Glycoprotein biosynthesis in Saccharomyces cerevisiae: ngd29, an N-glycosylation mutant allelic to och1 having a defect in the initiation of outer chain formation.

Outer chain glycosylation in Saccharomyces cerevisiae leads to heterogeneous and immunogenic asparagine-linked saccharide chains containing more than 50 mannose residues on secreted glycoproteins. Using a [3H]mannose suicide selection procedure a collection of N-glycosylation defective mutants (designated ngd) was isolated.
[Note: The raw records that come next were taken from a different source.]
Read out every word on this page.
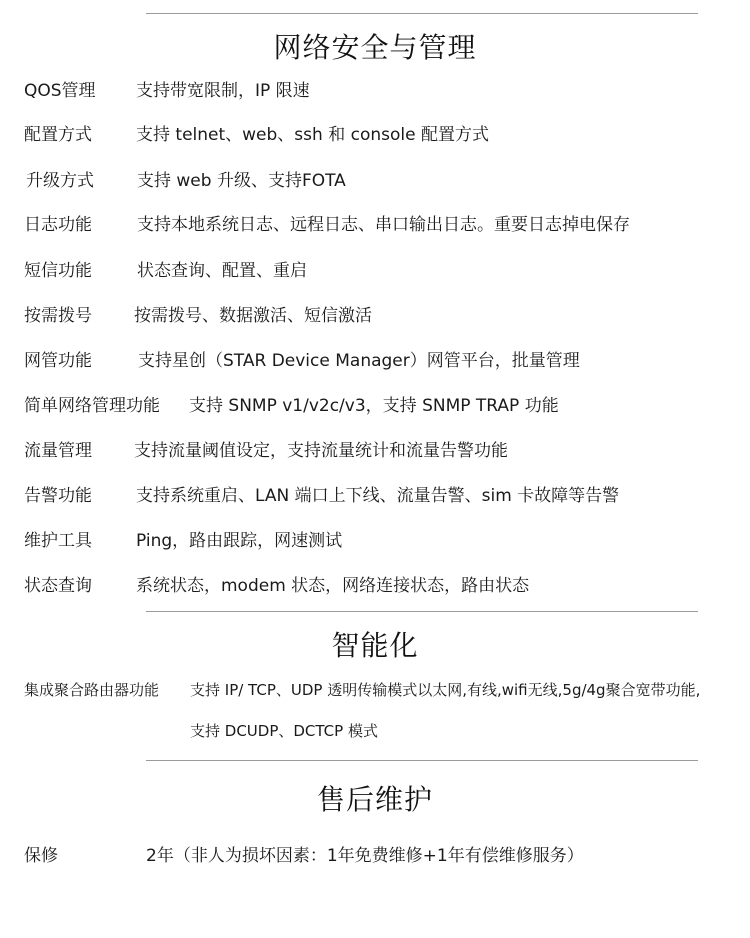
网络安全与管理
QOS管理 支持带宽限制，IP 限速
配置方式	支持 telnet、web、ssh 和 console 配置方式
升级方式	支持 web 升级、支持FOTA
日志功能	支持本地系统日志、远程日志、串口输出日志。重要日志掉电保存
短信功能	状态查询、配置、重启
按需拨号 按需拨号、数据激活、短信激活
网管功能	支持星创（STAR Device Manager）网管平台，批量管理
简单网络管理功能 支持 SNMP v1/v2c/v3，支持 SNMP TRAP 功能
流量管理 支持流量阈值设定，支持流量统计和流量告警功能
告警功能	支持系统重启、LAN 端口上下线、流量告警、sim 卡故障等告警
维护工具	Ping，路由跟踪，网速测试
状态查询	系统状态，modem 状态，网络连接状态，路由状态
智能化
集成聚合路由器功能 支持 IP/ TCP、UDP 透明传输模式以太网,有线,wifi无线,5g/4g聚合宽带功能,
支持 DCUDP、DCTCP 模式
售后维护
保修	2年（非人为损坏因素：1年免费维修+1年有偿维修服务）
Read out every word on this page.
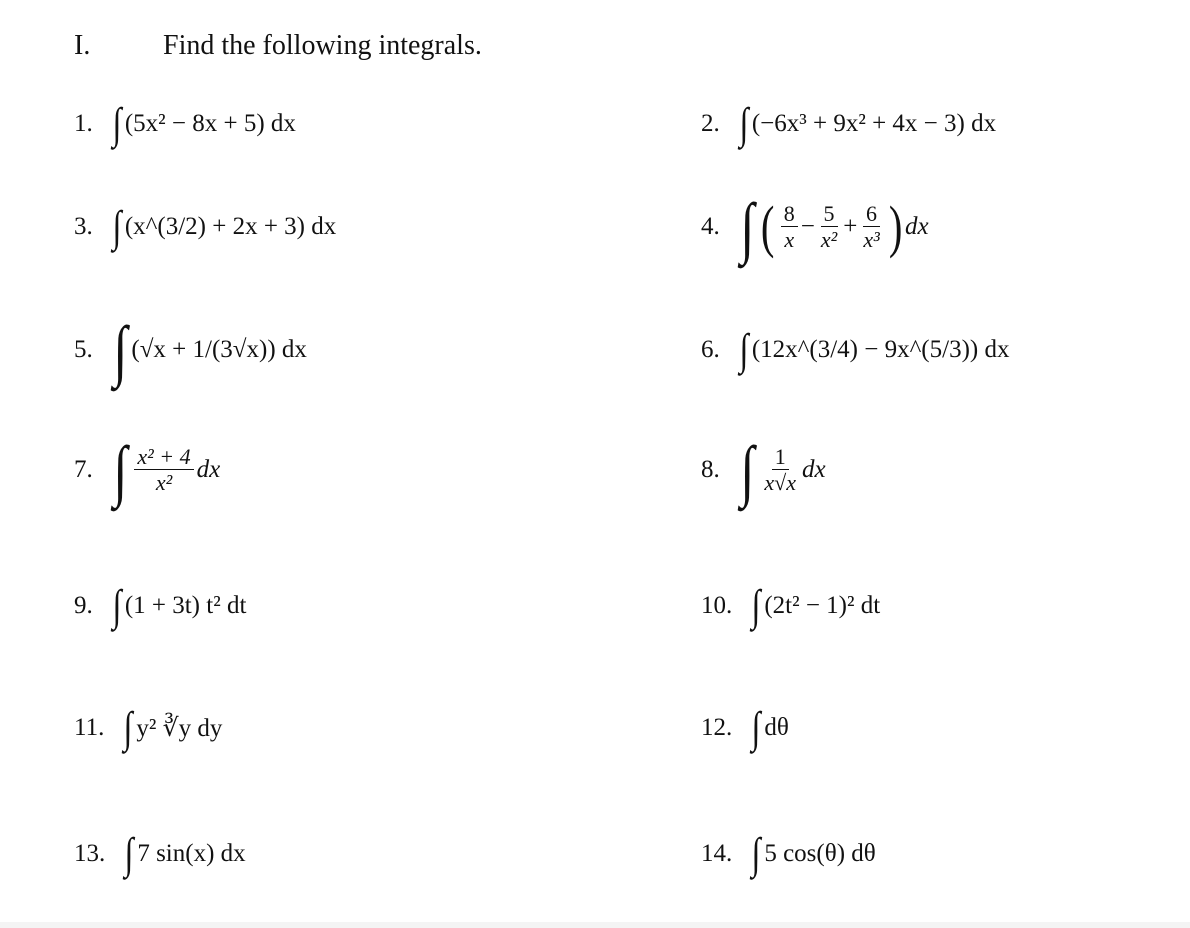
I.	Find the following integrals.
1. ∫ (5x² − 8x + 5) dx	2. ∫ (−6x³ + 9x² + 4x − 3) dx
3. ∫ (x^(3/2) + 2x + 3) dx	4. ∫ ( $\frac{8}{x} - \frac{5}{\text{x²}} + \frac{6}{\text{x³}}$ ) dx
5. ∫ (√x + 1/(3√x)) dx	6. ∫ (12x^(3/4) − 9x^(5/3)) dx
7. ∫ $\frac{\text{x² + 4}}{\text{x²}}$ dx	8. ∫ $\frac{1}{x√x}$ dx
9. ∫ (1 + 3t) t² dt	10. ∫ (2t² − 1)² dt
11. ∫ y² ∛y dy	12. ∫ dθ
13. ∫ 7 sin(x) dx	14. ∫ 5 cos(θ) dθ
One mutant, ngd29, was found to have a defect in the initiation of the outer chain and displayed a temperature growth sensitivity at 37 degrees C allowing the isolation of the corresponding gene by complementation. Cloning, sequencing and disruption of NGD29 showed that it is a non lethal gene and identical to OCH1. It complemented both the glycosylation and growth defect. Membranes isolated from an ngd29 disruptant or an ngd29mnn1 double mutant were no longer able, in contrast to membranes from wild type cells, to transfer mannose from GDPmannose to Man8GlcNAc2, the in vivo acceptor for building up the outer chain. Heterologous expression of glucose oxidase from Aspergillus niger in an ngd29mnn1 double mutant produced a secreted uniform glycoprotein with exclusively Man8GlcNAc2 structure that in wild type yeast is heavily hyperglycosylated. The data indicate that this mutant strain is a suitable host for the expression of recombinant glycoproteins from different origin in S. cerevisiae to obtain mammalian oligomannosidic type N-linked carbohydrate chains.[1]